# Are tank sizes universal?



## lbj (Mar 11, 2011)

I see a lot of companies have comparable size tanks in their line-ups. For example, 10 gal tanks from different companies look to mostly have the same dimensions, as do 20, 29, 30, etc. Is this all standardized?

Reason I ask, I have a Topfin 20L tank, nominally 30" long. I'm looking for a glass top for it, but I don't know who makes Topfin. Seems like Aqueon would be a good bet by looking at their website, their 20L tank looks just like mine. Is it safe to assume that an Aqueon top for their 20L tank would fit mine? I've also found a Perfecto top. Assuming the 20L size is standard, this top should fit my tank too. Anybody know?


----------



## mec102778 (Feb 17, 2011)

I agree with NP, measure your tank just to be sure and match the measurements with the ones noted on the box. So long as your lenght and width measure the same you should have no problems. That's what I did for my 37G Tall (30"Lx12"W).


----------



## WhiteGloveAquatics (Sep 3, 2009)

For the most part they are universal, some companies get creative with footprints and capacity but a 20L is a 20L no matter who makes it to be honest with you. Ive got several tanks from several different manufacturers and they are all within millimeters and this is off the trim, glass measurements are all the same.


----------



## lbj (Mar 11, 2011)

Thanks for all the replies! Very very helpful. The glass tops I'm considering are on Amazon, so I can't measure before buying. And unfortunately they're not listing precise dimensions. But as WhiteGloveAquatics says, it appears the dimensions are universal, so it shouldn't matter which glass top I get. All things considered I think I'll go with Aqueon.


----------



## susankat (Nov 15, 2008)

I don't think they are all standard to just slight differences. I have 15 15gal tanks and part of them are a good 1/2 inch shorter than others. I also just got rid of 2 33 longs that were 48 inches.


----------



## lbj (Mar 11, 2011)

Thanks Susan. I was finally able to glean dimensions off of an ebay listing for a 30" Aqueon top. It does appear to match up with my tank's measurements, so I bought the Aqueon off of Amazon (cheaper that way).


----------



## ftech (Mar 12, 2011)

nice info to know.


----------



## chris oe (Feb 27, 2009)

In general they are standard, or try to be, because the customers would not be very happy with somebody who was odd, and the brand would not be popular, but there are variations and they can be annoying.
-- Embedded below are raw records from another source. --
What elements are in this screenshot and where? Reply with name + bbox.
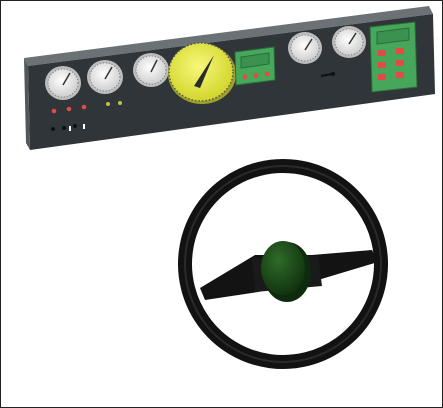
- keypad-button-6: [396, 72, 404, 78]
- keypad-button-3: [378, 62, 386, 68]
- gauge-2: [87, 60, 123, 94]
- gauge-1: [45, 66, 81, 100]
- keypad-button-5: [378, 74, 386, 80]
- gauge-5: [332, 26, 366, 58]
- keypad-button-4: [396, 60, 404, 66]
- keypad-button-1: [378, 50, 386, 56]
- steering-hub: [261, 241, 311, 302]
- keypad-button-2: [396, 48, 404, 54]
- gauge-3: [133, 53, 169, 87]
- dashboard-scene: [24, 6, 435, 369]
- display-button-2: [253, 73, 259, 78]
- gauge-4: [288, 32, 322, 64]
- steering-wheel: [178, 159, 388, 369]
- display-button-3: [264, 71, 270, 77]
- green-display-unit: [234, 46, 276, 86]
- keypad-unit: [369, 21, 418, 93]
- display-button-1: [242, 74, 248, 80]
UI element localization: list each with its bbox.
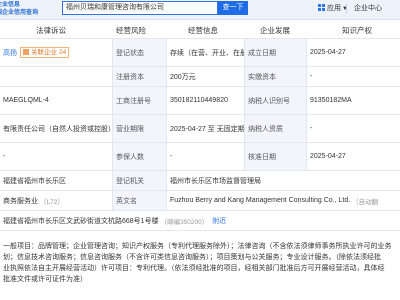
grid-icon xyxy=(318,4,325,11)
tab-operations[interactable]: 经营信息 xyxy=(188,25,218,36)
tab-development[interactable]: 企业发展 xyxy=(260,25,290,36)
field-label: 营业期限 xyxy=(112,115,166,142)
site-logo[interactable]: 企业信息 国企业信用查询 xyxy=(0,1,56,19)
chevron-down-icon: ▼ xyxy=(342,6,348,12)
table-row: 商务服务业 （L72） 英文名 Fuzhou Berry and Kang Man… xyxy=(0,191,400,211)
field-value: - xyxy=(306,67,400,86)
address-cell: 福建省福州市长乐区文武砂街道文杭路668号1号楼 （邮编350200） 附近 xyxy=(0,211,400,230)
industry-value: 商务服务业 xyxy=(3,197,38,205)
search-button[interactable]: 查一下 xyxy=(218,1,248,15)
enterprise-center-button[interactable]: 企业中心 xyxy=(354,3,382,13)
field-label: 成立日期 xyxy=(244,39,306,66)
table-row: MAEGLQML-4 工商注册号 350182110449820 纳税人识别号 … xyxy=(0,87,400,115)
postcode-hint: （邮编350200） xyxy=(160,218,209,226)
table-row: 高扬 关联企业24 登记状态 存续（在营、开业、在册） 成立日期 2025-04… xyxy=(0,39,400,67)
top-bar: 企业信息 国企业信用查询 福州贝瑞和康管理咨询有限公司 查一下 应用▼ 企业中心 xyxy=(0,0,400,20)
nearby-link[interactable]: 附近 xyxy=(212,216,226,226)
divider xyxy=(346,4,347,14)
apps-menu-button[interactable]: 应用▼ xyxy=(318,3,348,13)
legal-rep-cell: 高扬 关联企业 24 xyxy=(0,39,112,66)
table-row: 注册资本 200万元 实缴资本 - xyxy=(0,67,400,87)
field-label: 实缴资本 xyxy=(244,67,306,86)
field-value: - xyxy=(0,143,112,170)
tab-ip[interactable]: 知识产权 xyxy=(342,25,372,36)
field-label: 注册资本 xyxy=(112,67,166,86)
field-label: 纳税人识别号 xyxy=(244,87,306,114)
legal-rep-name[interactable]: 高扬 xyxy=(3,48,17,58)
registration-authority-value: 福州市长乐区市场监督管理局 xyxy=(166,171,400,190)
field-label: 工商注册号 xyxy=(112,87,166,114)
field-label: 英文名 xyxy=(112,191,166,210)
table-row: 福建省福州市长乐区文武砂街道文杭路668号1号楼 （邮编350200） 附近 xyxy=(0,211,400,231)
table-row: - 参保人数 - 核准日期 2025-04-27 xyxy=(0,143,400,171)
industry-cell: 商务服务业 （L72） xyxy=(0,191,112,210)
field-label: 核准日期 xyxy=(244,143,306,170)
related-companies-badge[interactable]: 关联企业 24 xyxy=(20,47,70,58)
field-label: 参保人数 xyxy=(112,143,166,170)
field-value: 200万元 xyxy=(166,67,244,86)
address-value: 福建省福州市长乐区文武砂街道文杭路668号1号楼 xyxy=(3,217,159,225)
industry-code: （L72） xyxy=(40,198,64,206)
enterprise-center-label: 企业中心 xyxy=(354,5,382,12)
section-nav: 法律诉讼 经营风险 经营信息 企业发展 知识产权 xyxy=(0,20,400,38)
field-value: 2025-04-27 xyxy=(306,39,400,66)
badge-count: 24 xyxy=(59,49,67,56)
field-value: 存续（在营、开业、在册） xyxy=(166,39,244,66)
scope-line: 划；信息技术咨询服务；信息咨询服务（不含许可类信息咨询服务）；项目策划与公关服务… xyxy=(3,254,381,261)
scope-line: 批准文件或许可证件为准） xyxy=(3,276,87,283)
search-input[interactable]: 福州贝瑞和康管理咨询有限公司 xyxy=(62,1,218,15)
table-row: 福建省福州市长乐区 登记机关 福州市长乐区市场监督管理局 xyxy=(0,171,400,191)
scope-line: 一般项目：品牌管理；企业管理咨询；知识产权服务（专利代理服务除外）；法律咨询（不… xyxy=(3,243,392,250)
tab-legal[interactable]: 法律诉讼 xyxy=(36,25,66,36)
apps-label: 应用 xyxy=(327,5,341,12)
tab-risk[interactable]: 经营风险 xyxy=(116,25,146,36)
company-type-value: 有限责任公司（自然人投资或控股） xyxy=(0,115,112,142)
company-icon xyxy=(23,49,29,55)
field-value: 350182110449820 xyxy=(166,87,244,114)
field-label: 登记状态 xyxy=(112,39,166,66)
field-value xyxy=(0,67,112,86)
region-value: 福建省福州市长乐区 xyxy=(0,171,112,190)
credit-code-value: MAEGLQML-4 xyxy=(0,87,112,114)
field-value: 2025-04-27 xyxy=(306,143,400,170)
auto-translate-hint: （自动翻 xyxy=(352,198,379,206)
field-label: 纳税人资质 xyxy=(244,115,306,142)
field-label: 登记机关 xyxy=(112,171,166,190)
badge-label: 关联企业 xyxy=(31,49,57,56)
english-name-value: Fuzhou Berry and Kang Management Consult… xyxy=(170,197,351,204)
table-row: 有限责任公司（自然人投资或控股） 营业期限 2025-04-27 至 无固定期限… xyxy=(0,115,400,143)
field-value: - xyxy=(166,143,244,170)
logo-line-2: 国企业信用查询 xyxy=(0,10,39,16)
field-value: 2025-04-27 至 无固定期限 xyxy=(166,115,244,142)
field-value: 91350182MA xyxy=(306,87,400,114)
english-name-cell: Fuzhou Berry and Kang Management Consult… xyxy=(166,191,400,210)
field-value: - xyxy=(306,115,400,142)
scope-line: 业执照依法自主开展经营活动）许可项目：专利代理。（依法须经批准的项目，经相关部门… xyxy=(3,265,385,272)
business-scope: 一般项目：品牌管理；企业管理咨询；知识产权服务（专利代理服务除外）；法律咨询（不… xyxy=(0,238,400,300)
logo-line-1: 企业信息 xyxy=(0,2,21,8)
business-info-table: 高扬 关联企业24 登记状态 存续（在营、开业、在册） 成立日期 2025-04… xyxy=(0,38,400,231)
It is useful to know how to sand glass, on those occasions when you'd like a millimeter less (sometimes its just quality control) on a glass canopy. 

If you're buying a replacement back strip make sure you're getting a match, those are a pain, two brands, completely different specs, you can end up with all kinds of stupid gaps and overhangs.


----------



## majerah1 (Oct 29, 2010)

Chris,how do you sand glass?Can regular sandpaper work?Asking because I have a canopy I need cut down and dont think the glass cutter will sand it for me.


----------



## chris oe (Feb 27, 2009)

I think its called Emory cloth - it comes in different grits just like sand paper, but generally I buy whatever I can find at the hardware store and cut it down to fit in my sander ('cause sanding glass takes a bunch of time) often if I'm having trouble finding anything I just level with the guys and tell them I'm trying to sand glass and they usually find me what I need. Oh, and ground glass is moderately dangerous, you don't want to get it in your eyes or in your nose so wear glasses or safety glasses and a regular old dust mask and gloves (always gloves, especially because you will be handling the unsanded edges). I like to wrap my glass in an old towel before I put it in the vise and you just can't tighten it at all, I just use the vise to hold it up and still so I can sand it, but if you tighten it too far it will snap on you. Its not as hard as I'm making it sound, I just want you to be careful.


----------